Tal rotina faz parte do itinerário existencial de Anderson.
Aparentemente, o
ser humano está condenado a seguir o caminho de Sísifo. Em si, a vida é uma
rotina. Uma vez mais, o sol desponta no horizonte e Anderson se arruma às pressas para não perder o transporte. Já acomodado no Coletivo, a sua
mente é tomada por imagens do trabalho. Nos seus 28 anos de vida, mora sozinho
num prédio de classe média e trabalha numa empresa de peças automotivas no
centro da metrópole.
Às vezes, a vida
solitária aturdia o âmago do jovem, em contrapartida, alegrava-se por usufruir
da plena liberdade. Nos finais de semana, ia na praia e jogava futebol com os
amigos no campo society do bairro. Anderson era altivo e confiante, além de ter
um admirável controle emocional. Ouvia Bach e Chopin e demonstrava muita
curiosidade pela doutrina budista. Ele era sisudo e desconhecia os efeitos
devastadores de uma grande paixão.
A admiração de
Anderson pelo Budismo indicava o seu zelo pelo equilíbrio espiritual, todavia,
não prescindia do bem-estar físico. Certo dia, na academia do prédio, uma jovem
chamou a sua atenção: “aquela garota de
roupa laranja e preta deve ser nova aqui no prédio. Eu nunca a vi. Ela é linda
e tem um corpo escultural. Representa fielmente o meu ideal de ninfeta”. No
outro dia, no mesmo horário, Anderson avistou a garota. Doravante, para ele,
fazer exercício físico na academia adquiriu um sabor especial.
Anderson é muito
observador e intuitivo. Elaborou a seguinte conclusão: “toda vez, no exato momento que encerro as atividades físicas, ela
encerra também. Sigo para o apartamento e sinto os passos dela atrás de mim.
Não nego que meu coração bate mais forte. O apartamento dela localiza-se
defronte ao meu. Pode até ser um exagero de minha parte, mas é uma extrema
coincidência”. Ademais, Anderson tem uma audição apurada e gabava-se aos
amigos: “tenho a audição de lobo”. Por conseguinte, num sábado, por volta da
meia-noite, percebeu umas pegadas aproximando-se da porta do seu apartamento.
Correu para conferir. Do outro lado, a pessoa ficou quieta por uns segundos e
retirou-se.
Diariamente, no
mesmo horário, tais passos não cessaram. Sem perceber, Anderson já estava
dominado por tamanha expectativa. Nos instantes que os ponteiros avizinhavam à meia-noite,
a ansiedade inundava o seu interior. Com as pernas trêmulas, rastejava-se até a
porta. Refletiu: “Meu Deus, antes eu
dormia mais cedo. Ultimamente, só consigo dormir depois da meia-noite. Minha
intuição diz que é ela, porém não tenho provas empíricas. Tentei criar coragem
para cumprimentá-la e abrir a possibilidade de diálogo, mas o medo me venceu.
Quando ouço os passos dela no corredor, sinto calafrios e fico extremamente
nervoso. Sei lá! Parece que há algo no meu inconsciente que me conecta a ela.

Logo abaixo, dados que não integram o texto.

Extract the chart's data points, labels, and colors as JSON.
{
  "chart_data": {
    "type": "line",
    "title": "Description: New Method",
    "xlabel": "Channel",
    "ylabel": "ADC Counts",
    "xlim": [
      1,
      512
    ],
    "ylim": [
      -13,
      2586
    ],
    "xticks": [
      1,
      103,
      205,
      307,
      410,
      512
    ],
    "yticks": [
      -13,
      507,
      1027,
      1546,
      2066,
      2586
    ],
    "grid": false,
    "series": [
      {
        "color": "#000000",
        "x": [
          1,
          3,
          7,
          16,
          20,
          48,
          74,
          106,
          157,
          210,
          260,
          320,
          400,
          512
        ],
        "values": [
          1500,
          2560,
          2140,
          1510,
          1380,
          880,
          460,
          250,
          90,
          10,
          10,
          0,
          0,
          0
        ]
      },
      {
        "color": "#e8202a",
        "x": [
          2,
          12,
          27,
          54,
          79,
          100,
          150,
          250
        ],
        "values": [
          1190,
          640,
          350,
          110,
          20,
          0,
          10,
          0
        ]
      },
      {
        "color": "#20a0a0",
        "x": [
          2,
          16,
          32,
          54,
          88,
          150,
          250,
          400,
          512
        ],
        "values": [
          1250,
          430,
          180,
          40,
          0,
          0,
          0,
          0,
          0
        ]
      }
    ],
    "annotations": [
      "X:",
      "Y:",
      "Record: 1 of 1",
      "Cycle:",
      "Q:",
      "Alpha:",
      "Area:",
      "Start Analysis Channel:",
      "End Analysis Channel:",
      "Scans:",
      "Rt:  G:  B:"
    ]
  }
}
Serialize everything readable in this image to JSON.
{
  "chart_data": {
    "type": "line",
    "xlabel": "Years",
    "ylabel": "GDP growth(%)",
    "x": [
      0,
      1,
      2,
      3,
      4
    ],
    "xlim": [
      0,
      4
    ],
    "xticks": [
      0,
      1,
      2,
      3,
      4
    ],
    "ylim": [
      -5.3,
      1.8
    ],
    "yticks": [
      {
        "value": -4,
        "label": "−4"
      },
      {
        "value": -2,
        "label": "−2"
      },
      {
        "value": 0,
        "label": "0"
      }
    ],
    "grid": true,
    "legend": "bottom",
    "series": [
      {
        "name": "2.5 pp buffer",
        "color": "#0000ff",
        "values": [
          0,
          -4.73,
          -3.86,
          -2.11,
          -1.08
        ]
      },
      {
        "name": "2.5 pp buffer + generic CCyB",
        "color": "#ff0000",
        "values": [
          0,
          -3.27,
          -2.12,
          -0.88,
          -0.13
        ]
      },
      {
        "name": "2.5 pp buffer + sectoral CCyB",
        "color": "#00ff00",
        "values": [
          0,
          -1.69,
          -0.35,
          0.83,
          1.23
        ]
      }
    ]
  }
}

Jamais tive um sentimento parecido. O perfume dela no corredor me leva ao
estado de excitação. Ela é muito gostosa! Apesar das evidências, devo ser
prudente. Não sei de onde ela veio. Talvez tenha namorado. Enfim, meu time vai
continuar jogando na defesa”.
Inegavelmente, a
garota era uma habitante mui presente nas memórias de Anderson. No trabalho, no
Coletivo, no futebol, a jovem de roupa laranja e preta suscitava no seu
pensamento. Comentava: “Meu Deus, estou
entorpecido. Eu não consigo parar de pensar nela. Apesar dos pesares, esta
carga sentimental não é tóxica. Meu coração está bem e durmo com tranquilidade,
porém o meu corpo foi incendiado pelo desejo. É uma chama que fica cada vez
mais forte. Ainda bem que a minha mente continua serena”.
A paz espiritual
de Anderson era “arranhada” pela total ausência de informações, condição que o
levou a adotar uma postura estoica. De repente, um verso se revelou: “como diria a música do Ritchie: ‘eu nem sei
qual o seu nome’. Se pelo menos eu
soubesse o nome dela, iria vasculhar as redes sociais em busca de uma
informação concreta”. É inconteste que a ninfeta era um grande enigma para
Anderson. Neste ínterim, ele até teve a chance de envolver-se com outra mulher,
contudo a sua energia estava enveredada unicamente à garota misteriosa. Não
podemos negar que o mistério seduz a psique da humanidade.
Certa vez, num
gesto desprovido de intencionalidade, Anderson deixou a porta entreaberta. À
meia-noite, percebeu o desleixo. De forma inesperada, a porta foi sendo empurrada
com toda delicadeza. Coração aflito. Pernas vacilantes. Olhos arregalados.
Bochechas avermelhadas. Ele se imitou a proferir:
– Você?!
– Sim! Eu mesma.
Posso entrar? Na verdade, já entrei. Por que você não fala comigo?
– Sei lá. Vontade
não faltou.
– Anderson,
venho te observando desde o primeiro dia que te vi na academia.
– Sério?
– Sério!
– Como você sabe
o meu nome?
– Eu dei meu
jeito – risos.
– Qual é o teu
nome?
– Preciso ir.
Depois conversaremos melhor. Não faltará oportunidade, afinal, somos vizinhos.
Amanhã, deixe a porta entreaberta.
– Está bem.
– Beijinhos,
Gato! Até...
Incrédulo,
Anderson trancou a porta e correu para o quarto. Não parava de falar: “foi ela!
Foi ela! Foi ela!”. Posterior ao fato inesperado, escovou os dentes e “pegou no
sono”. Acordou com a energia positiva nas alturas. A alegria e a disposição eram
nítidas na sua face. Enfim, teve o primeiro contato com a musa inspiradora.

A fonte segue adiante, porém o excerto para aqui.